Druga część egzaminy ustnego to rozmowa z komisją. Przez 10 minut uczniowie będą odpowiadać na pytania dotyczące prezentowanego tematu.
Żeby zaliczyć maturę z polskiego, trzeba zdobyć 30 proc. punktów. Egzamin zostanie oceniony pozytywnie tylko wówczas, gdy uczeń zaprezentuje pracę i odpowie na pytania komisji. Jeśli ktoś odmówi rozmowy z komisją, nie zda.
Drugim obowiązkowym przedmiotem na ustnej maturze jest język obcy. Z danych Centralnej Komisji Egzaminacyjnej wynika, że najwięcej uczniów będzie zdawało maturę z języka angielskiego - 77 proc., na niemiecki zdecydowało się 18 proc., rosyjski 5,5 proc., francuski 1,6 proc. Inne języki cieszą się znacznie mniejszą popularnością: na włoski zdecydowało się 480 uczniów w całym kraju, hiszpański - 377, słowacki - 17, szwedzki -12, portugalski - 8.
Egzamin z języka obcego można zdawać na dwóch poziomach: podstawowym i rozszerzonym. Uczeń po wejściu do sali losuje kartkę z zadaniami, potem ma 5 minut na przygotowania (może robić notatki, ale tylko na kartkach z pieczęcią szkoły wydawanych przez komisję egzaminacyjną). Sam egzamin potrwa ok.10 minut i będzie miał charakter bardzo praktyczny. Uczeń będzie musiał pokazać, że potrafi zachować się w prostych sytuacjach życiowych: w sklepie, na poczcie czy banku. Do zaliczenia wystarczy zdobycie 30 proc. punktów.
Osoby, które zdecydują się na zdawanie egzaminu z języka na poziomie rozszerzonym, dostaną trochę więcej czasu na przygotowanie - 15 minut. Ich egzaminowanie także potrwa ok. kwadransa. Egzaminu na poziomie rozszerzonym nie można nie zdać - nawet zdobycie 1 proc. punktów oznacza jego zaliczenie.

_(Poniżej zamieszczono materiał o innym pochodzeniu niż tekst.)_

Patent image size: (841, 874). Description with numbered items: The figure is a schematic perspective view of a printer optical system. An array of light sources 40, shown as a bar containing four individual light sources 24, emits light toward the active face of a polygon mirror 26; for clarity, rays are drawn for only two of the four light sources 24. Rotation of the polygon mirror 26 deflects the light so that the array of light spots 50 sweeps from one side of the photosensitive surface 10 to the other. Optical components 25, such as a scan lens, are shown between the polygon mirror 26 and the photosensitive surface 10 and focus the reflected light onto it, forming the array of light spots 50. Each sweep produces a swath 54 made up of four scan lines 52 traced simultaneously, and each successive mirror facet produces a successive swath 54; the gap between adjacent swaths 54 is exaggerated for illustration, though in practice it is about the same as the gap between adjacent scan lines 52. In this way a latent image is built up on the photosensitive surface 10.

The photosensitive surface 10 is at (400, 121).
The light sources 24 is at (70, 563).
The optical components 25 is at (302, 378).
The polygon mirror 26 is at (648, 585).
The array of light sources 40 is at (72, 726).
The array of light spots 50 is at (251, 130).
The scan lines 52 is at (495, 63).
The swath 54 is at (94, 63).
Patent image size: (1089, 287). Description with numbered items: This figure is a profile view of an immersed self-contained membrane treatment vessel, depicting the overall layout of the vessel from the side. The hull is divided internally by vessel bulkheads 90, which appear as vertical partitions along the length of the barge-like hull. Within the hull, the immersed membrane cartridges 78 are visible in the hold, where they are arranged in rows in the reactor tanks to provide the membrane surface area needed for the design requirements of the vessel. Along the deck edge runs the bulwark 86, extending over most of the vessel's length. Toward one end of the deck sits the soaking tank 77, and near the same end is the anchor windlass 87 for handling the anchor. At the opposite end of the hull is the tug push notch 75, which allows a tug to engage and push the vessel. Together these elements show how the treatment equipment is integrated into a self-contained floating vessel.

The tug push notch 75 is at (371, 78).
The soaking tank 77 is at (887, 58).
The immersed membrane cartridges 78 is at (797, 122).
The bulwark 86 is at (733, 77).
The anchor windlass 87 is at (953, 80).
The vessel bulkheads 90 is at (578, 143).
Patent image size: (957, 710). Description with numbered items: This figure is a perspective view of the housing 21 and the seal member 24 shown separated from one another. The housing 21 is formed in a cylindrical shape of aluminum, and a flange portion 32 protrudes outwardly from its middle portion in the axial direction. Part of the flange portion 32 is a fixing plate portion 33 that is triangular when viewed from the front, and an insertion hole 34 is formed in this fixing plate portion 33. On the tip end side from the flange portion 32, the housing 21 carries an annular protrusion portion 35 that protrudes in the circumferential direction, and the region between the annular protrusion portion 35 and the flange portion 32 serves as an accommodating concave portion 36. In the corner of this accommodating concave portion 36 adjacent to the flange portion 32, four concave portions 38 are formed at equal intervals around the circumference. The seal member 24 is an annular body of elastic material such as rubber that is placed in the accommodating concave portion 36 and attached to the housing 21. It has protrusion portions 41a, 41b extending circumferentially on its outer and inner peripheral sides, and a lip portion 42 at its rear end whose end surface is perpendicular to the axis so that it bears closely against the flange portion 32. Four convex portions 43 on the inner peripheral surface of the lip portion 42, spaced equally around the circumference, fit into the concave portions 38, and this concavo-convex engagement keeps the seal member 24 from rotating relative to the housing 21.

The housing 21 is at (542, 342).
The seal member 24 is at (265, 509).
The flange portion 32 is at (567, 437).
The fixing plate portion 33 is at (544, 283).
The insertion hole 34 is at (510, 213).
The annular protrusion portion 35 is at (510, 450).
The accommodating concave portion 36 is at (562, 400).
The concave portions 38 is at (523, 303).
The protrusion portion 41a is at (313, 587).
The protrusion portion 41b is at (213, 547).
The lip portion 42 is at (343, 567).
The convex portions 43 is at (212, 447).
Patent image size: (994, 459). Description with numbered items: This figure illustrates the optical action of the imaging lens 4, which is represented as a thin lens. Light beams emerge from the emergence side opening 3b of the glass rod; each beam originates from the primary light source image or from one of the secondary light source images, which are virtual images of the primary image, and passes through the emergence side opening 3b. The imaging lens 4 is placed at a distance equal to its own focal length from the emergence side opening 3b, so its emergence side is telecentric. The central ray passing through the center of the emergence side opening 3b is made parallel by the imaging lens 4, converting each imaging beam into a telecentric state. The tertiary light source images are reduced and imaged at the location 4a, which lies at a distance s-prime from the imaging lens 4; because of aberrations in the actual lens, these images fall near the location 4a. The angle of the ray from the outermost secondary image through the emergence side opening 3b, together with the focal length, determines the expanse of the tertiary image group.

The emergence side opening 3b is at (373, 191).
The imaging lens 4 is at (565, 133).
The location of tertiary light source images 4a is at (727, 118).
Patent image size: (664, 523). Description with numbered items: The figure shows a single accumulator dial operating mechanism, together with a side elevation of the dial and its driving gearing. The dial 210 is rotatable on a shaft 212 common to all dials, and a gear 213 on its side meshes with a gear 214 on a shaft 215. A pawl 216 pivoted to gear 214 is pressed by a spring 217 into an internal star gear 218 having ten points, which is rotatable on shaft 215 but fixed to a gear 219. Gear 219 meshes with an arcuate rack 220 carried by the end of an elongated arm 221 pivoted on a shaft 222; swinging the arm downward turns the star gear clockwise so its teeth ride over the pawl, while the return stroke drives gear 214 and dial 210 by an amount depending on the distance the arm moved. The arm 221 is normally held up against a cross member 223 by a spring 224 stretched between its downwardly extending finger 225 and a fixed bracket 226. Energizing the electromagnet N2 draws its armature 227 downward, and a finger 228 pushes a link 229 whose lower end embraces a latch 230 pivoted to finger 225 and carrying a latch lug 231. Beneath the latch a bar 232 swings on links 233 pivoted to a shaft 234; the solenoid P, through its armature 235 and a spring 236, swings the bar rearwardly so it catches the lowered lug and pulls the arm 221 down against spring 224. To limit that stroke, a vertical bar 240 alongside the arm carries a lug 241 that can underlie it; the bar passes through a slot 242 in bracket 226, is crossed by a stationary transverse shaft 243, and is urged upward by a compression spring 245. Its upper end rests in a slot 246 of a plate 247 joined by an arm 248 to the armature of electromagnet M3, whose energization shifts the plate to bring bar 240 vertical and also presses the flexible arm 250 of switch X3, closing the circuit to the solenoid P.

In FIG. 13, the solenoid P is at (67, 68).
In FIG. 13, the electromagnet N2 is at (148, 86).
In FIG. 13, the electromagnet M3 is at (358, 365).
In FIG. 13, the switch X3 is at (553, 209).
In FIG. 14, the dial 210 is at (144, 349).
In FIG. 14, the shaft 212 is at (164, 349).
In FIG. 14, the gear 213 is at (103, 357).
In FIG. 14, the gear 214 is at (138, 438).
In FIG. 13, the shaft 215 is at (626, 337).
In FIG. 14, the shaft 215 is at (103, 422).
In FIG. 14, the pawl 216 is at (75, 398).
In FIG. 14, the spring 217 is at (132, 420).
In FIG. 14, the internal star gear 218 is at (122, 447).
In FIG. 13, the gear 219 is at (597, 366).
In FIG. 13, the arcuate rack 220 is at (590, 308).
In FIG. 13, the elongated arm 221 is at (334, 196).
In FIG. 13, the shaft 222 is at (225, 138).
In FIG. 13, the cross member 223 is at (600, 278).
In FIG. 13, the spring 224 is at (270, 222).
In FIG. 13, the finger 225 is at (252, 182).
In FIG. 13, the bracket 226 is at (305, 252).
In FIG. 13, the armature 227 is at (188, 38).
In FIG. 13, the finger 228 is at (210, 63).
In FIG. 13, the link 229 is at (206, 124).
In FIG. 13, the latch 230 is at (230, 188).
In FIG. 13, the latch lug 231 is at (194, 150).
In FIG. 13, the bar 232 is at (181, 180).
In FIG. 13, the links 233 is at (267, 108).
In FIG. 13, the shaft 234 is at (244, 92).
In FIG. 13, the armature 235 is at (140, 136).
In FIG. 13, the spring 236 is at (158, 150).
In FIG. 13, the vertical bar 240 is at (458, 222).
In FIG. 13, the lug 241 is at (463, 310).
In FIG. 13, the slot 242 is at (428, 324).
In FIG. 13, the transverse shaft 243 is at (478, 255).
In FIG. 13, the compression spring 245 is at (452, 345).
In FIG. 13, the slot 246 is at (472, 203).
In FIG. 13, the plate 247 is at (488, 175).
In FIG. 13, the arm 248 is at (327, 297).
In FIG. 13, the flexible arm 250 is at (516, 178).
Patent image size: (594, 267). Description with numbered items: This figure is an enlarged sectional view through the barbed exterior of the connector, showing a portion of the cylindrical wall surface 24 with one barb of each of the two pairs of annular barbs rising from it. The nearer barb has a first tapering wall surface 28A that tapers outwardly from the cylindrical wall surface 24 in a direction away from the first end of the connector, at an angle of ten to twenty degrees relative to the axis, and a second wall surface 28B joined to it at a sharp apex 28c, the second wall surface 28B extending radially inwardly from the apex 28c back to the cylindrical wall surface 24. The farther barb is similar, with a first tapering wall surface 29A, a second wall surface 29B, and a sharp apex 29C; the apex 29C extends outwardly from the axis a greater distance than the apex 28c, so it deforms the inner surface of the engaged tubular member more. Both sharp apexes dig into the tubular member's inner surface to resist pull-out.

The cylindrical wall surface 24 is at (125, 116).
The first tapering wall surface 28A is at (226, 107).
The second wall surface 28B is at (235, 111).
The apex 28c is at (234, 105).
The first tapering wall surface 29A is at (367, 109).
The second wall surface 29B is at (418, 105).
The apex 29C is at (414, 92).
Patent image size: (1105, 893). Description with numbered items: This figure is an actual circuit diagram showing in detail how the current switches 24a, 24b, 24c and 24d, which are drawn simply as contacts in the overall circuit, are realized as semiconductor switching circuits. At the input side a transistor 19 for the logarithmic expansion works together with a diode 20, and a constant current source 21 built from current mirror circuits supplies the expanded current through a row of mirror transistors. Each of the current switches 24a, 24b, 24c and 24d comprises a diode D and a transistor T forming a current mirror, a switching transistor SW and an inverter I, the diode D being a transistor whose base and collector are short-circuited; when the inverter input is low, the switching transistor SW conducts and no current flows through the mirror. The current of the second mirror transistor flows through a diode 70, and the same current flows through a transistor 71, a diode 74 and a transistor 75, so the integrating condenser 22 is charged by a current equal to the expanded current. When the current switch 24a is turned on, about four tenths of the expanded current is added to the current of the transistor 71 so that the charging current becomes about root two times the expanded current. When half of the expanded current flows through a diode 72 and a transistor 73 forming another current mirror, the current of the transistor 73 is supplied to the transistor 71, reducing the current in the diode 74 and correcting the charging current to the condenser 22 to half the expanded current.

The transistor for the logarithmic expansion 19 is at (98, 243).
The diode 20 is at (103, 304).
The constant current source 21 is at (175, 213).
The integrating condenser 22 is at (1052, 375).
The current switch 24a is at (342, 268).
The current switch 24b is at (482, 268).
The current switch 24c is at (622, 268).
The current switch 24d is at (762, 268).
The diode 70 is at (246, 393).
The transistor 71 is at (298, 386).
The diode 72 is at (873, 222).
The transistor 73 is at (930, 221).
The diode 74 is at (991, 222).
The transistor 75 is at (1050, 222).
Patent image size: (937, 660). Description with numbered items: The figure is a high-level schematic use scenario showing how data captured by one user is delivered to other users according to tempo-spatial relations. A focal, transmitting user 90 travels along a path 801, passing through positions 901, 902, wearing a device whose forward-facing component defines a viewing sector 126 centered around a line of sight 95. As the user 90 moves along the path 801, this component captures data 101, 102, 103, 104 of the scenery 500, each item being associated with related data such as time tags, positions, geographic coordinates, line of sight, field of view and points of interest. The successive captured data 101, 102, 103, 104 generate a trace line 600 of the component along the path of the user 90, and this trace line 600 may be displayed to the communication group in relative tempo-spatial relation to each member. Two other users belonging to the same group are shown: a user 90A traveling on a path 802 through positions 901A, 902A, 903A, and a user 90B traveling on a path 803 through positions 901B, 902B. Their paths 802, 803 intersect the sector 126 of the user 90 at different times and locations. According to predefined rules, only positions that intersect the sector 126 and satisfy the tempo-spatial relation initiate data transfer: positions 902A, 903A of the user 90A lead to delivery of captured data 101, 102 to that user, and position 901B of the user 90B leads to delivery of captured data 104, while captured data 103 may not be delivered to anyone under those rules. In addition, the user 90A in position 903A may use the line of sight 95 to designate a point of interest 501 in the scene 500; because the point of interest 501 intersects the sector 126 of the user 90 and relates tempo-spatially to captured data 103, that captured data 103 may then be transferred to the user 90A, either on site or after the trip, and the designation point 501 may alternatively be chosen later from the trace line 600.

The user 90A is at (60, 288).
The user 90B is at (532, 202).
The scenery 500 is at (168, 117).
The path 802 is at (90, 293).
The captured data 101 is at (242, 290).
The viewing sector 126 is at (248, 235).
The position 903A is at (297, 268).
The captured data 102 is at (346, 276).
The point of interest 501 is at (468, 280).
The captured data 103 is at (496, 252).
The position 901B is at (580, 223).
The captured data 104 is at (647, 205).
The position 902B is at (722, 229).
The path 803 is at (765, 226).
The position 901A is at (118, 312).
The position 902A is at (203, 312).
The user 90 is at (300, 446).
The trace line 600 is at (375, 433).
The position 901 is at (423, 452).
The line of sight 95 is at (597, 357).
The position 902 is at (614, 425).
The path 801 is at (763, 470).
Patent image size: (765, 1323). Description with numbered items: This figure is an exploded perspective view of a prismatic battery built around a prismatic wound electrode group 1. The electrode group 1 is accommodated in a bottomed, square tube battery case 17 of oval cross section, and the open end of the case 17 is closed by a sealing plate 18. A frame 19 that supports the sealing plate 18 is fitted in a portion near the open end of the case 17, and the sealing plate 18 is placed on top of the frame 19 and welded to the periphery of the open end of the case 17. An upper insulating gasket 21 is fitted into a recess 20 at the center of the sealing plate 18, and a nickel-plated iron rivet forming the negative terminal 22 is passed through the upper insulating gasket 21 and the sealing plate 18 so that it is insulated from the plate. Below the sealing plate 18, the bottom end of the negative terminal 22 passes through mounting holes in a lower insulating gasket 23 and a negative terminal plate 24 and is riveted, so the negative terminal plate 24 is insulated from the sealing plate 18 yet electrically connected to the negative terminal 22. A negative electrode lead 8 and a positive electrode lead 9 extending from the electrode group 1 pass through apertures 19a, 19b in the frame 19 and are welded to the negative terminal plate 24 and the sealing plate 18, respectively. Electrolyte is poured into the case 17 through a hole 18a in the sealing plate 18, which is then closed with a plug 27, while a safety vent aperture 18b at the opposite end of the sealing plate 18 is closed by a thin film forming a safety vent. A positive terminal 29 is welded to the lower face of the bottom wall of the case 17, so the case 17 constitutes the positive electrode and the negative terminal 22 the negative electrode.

Podczas egzaminu z języka uczniowie będą mogli korzystać tylko z własnej wiedzy. Ani na egzaminie ustnym, ani na pisemnym nie będzie można zaglądać do słowników.
Na egzaminie ustnym chętni mogą zdawać także wybrany przedmiot - drugi język obcy. Wiedza z tego przedmiotu sprawdzana jest na poziomie rozszerzonym.
Na wszystkich egzaminach obowiązują te same reguły: zakaz ściągania i wchodzenia na salę egzaminacyjną z komórką. Na egzamin trzeba przyjść punktualnie i przynieść ze sobą dowód osobisty (lub paszport), by komisja egzaminacyjna mogła spisać numer pesel.
Wyniki ustnej matury uczniowie poznają tego samego dnia, w którym przystąpią do egzaminu. Komisja poda je po zakończeniu egzaminu. Ogłoszone wyniki są ostateczne.
Jeśli ktoś będzie miał po egzaminie jakieś zastrzeżenia (np. uzna, że komisja złamała procedury egzaminacyjne) ma prawo w ciągu dwóch dni od daty egzaminu napisać odwołanie do dyrektora okręgowej komisji egzaminacyjnej. Ten ma siedem dni na ustosunkowanie się do skargi i w przypadku pozytywnego jej rozpatrzenia może zarządzić ponowne przeprowadzenie egzaminu.
Uczniowie, którzy nie zaliczą egzaminów ustnych, przystępują do egzaminów pisemnych. Niezaliczoną część matury poprawiają w następnej sesji egzaminacyjnej, czyli w styczniu.